Did botched U.S. raid lead to Iran crisis?

Drudge has linked to a story by Patrick Cockburn in the Independent that blames the United States for Iran’s taking of the 15 British hostages. According to the Independent, Iran’s hostage taking was in retaliation (“was the starting pistol”) for the American seizure of five Iranian intelligence agents in Kurdistan this past January. The Independent story is a remarkable example of misdirected blame that is the perfect accompaniment of Britain’s martial self-abnegation.

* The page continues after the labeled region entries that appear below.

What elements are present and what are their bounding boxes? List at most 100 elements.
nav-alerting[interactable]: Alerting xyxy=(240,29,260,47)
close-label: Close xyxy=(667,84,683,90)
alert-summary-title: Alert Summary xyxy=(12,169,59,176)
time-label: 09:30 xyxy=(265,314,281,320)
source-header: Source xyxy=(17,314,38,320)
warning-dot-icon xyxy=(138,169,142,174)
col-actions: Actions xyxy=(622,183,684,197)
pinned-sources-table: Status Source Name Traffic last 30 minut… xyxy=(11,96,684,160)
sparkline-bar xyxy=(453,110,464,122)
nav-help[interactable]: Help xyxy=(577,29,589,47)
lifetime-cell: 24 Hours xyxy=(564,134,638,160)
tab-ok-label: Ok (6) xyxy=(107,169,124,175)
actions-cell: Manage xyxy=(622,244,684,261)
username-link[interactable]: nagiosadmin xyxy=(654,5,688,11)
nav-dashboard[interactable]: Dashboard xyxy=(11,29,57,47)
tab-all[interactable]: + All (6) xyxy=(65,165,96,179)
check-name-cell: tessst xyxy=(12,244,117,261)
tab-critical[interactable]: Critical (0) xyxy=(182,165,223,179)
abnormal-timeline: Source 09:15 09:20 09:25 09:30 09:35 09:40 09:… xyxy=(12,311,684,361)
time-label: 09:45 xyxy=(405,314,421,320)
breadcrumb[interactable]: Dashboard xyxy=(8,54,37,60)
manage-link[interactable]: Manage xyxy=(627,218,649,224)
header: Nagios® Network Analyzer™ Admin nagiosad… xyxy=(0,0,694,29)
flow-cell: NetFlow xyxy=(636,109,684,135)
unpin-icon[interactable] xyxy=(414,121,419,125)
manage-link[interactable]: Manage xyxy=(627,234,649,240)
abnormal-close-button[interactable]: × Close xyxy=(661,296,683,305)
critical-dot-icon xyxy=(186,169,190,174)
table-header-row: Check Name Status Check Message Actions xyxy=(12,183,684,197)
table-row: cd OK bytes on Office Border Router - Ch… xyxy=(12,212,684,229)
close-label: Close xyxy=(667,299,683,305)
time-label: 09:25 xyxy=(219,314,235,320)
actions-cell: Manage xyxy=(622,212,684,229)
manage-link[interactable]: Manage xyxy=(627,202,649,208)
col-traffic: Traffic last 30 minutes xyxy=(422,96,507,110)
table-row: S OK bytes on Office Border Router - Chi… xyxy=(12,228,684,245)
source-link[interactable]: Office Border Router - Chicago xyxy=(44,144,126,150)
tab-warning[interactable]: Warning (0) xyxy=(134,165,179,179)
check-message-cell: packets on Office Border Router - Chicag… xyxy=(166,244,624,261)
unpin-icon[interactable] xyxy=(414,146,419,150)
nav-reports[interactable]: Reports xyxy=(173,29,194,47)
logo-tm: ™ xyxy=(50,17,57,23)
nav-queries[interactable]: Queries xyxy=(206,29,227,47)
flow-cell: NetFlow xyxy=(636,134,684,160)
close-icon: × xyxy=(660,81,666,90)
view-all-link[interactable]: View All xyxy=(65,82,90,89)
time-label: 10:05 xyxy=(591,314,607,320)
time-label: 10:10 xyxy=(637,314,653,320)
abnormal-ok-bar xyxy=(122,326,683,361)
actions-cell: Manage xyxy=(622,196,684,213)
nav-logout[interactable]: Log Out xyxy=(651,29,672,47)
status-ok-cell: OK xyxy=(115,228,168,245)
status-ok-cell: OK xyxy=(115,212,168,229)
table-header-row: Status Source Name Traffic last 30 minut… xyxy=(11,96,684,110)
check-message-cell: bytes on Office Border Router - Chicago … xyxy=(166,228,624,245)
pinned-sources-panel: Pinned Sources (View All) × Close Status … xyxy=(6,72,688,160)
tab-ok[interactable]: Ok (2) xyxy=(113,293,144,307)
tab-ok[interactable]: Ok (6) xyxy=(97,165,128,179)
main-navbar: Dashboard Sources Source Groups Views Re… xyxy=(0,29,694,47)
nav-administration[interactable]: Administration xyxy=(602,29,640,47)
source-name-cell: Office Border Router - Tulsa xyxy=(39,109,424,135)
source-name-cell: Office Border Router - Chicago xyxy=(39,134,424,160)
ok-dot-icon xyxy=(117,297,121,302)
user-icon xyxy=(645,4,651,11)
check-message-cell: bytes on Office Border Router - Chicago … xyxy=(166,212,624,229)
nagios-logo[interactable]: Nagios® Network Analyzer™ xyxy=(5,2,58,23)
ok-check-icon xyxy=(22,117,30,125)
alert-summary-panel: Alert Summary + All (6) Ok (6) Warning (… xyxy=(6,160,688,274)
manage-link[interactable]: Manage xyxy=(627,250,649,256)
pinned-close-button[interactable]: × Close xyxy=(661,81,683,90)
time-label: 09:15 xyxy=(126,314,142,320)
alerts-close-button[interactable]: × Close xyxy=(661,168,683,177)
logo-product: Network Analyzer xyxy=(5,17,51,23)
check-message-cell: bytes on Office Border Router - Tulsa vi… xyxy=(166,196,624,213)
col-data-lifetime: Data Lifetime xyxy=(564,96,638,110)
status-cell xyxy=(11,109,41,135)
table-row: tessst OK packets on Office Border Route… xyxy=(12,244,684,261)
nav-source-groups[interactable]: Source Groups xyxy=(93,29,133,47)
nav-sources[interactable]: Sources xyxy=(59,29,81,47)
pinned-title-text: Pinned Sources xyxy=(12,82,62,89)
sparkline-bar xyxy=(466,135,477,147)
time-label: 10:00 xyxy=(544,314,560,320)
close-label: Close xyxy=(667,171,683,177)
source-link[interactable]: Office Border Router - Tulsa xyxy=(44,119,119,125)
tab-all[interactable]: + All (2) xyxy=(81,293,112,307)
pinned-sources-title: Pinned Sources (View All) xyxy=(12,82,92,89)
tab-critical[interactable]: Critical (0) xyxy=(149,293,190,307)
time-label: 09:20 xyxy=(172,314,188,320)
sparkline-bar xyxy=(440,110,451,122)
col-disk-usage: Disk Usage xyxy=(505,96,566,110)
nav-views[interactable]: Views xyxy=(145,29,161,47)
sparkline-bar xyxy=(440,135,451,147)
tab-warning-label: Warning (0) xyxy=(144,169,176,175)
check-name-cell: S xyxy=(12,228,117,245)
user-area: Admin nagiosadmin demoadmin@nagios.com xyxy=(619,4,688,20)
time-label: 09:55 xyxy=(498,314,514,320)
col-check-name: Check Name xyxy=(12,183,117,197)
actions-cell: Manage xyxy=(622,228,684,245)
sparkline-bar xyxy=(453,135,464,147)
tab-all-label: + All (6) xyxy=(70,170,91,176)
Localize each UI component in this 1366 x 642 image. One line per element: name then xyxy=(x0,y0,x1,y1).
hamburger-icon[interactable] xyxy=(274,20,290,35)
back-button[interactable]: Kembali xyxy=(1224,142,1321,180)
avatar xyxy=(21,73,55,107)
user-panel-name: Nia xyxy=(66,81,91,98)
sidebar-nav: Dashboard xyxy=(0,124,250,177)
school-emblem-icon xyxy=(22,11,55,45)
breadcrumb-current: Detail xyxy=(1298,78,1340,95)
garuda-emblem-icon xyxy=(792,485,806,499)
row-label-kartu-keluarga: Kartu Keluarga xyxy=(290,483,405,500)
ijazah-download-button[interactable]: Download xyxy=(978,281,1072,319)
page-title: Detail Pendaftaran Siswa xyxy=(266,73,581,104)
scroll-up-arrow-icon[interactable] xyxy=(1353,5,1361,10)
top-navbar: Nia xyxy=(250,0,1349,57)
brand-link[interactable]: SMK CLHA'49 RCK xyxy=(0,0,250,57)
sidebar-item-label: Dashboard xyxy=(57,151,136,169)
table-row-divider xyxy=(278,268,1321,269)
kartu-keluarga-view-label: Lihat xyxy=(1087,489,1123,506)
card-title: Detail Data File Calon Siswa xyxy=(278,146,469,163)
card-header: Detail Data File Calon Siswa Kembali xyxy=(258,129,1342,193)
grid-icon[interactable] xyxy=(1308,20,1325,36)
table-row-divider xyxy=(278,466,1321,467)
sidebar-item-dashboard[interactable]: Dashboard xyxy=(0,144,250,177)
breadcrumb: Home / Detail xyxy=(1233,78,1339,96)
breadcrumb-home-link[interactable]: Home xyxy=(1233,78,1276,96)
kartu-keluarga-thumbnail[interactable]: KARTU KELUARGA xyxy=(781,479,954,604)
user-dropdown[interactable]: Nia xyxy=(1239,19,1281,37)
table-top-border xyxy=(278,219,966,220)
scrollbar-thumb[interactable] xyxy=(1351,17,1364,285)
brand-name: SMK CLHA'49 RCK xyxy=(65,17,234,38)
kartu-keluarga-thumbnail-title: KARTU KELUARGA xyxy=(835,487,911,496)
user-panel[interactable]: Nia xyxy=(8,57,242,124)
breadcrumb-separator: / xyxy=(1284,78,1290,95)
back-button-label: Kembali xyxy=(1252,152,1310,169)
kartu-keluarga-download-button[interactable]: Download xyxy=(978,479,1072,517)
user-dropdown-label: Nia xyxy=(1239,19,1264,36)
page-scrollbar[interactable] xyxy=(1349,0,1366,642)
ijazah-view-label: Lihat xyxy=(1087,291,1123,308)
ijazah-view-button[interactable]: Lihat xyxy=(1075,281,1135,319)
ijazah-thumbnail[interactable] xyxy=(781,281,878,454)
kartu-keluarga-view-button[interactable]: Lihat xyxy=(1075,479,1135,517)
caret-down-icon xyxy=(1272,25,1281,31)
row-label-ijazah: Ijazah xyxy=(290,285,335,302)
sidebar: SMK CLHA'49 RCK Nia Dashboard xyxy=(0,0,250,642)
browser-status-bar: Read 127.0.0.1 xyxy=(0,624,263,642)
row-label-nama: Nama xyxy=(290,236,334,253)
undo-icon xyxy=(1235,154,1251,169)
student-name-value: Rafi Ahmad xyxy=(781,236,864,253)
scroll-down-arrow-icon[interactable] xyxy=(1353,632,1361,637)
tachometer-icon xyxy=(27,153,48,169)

The Independent story implies that the seizure of hostages is a new tack for the Iranians. Going back to the Iranian seizure of American hostages in 1979, kidnapping is virtually the founding act (“the starting pistol”) of the Iranian regime. Mahmoud Ahmadinejad — Iran’s kidnapper-in-chief, who was a leader of the student group that took the American hostages in 1979 — could explain it all to the Independent. But he thrives on ignorance.
Only this past September, Iranian forces operating inside Iraq “lured a joint US/Iraqi border patrol unit into a trap, ordered them to remain where they were, and opened fire on them with pistols and grenade launchers. The Americans fought back and got away.” Michael Ledeen dates the change in American policy toward Iran in Iraq to this event, originally reported two weeks ago by US News & World Report here.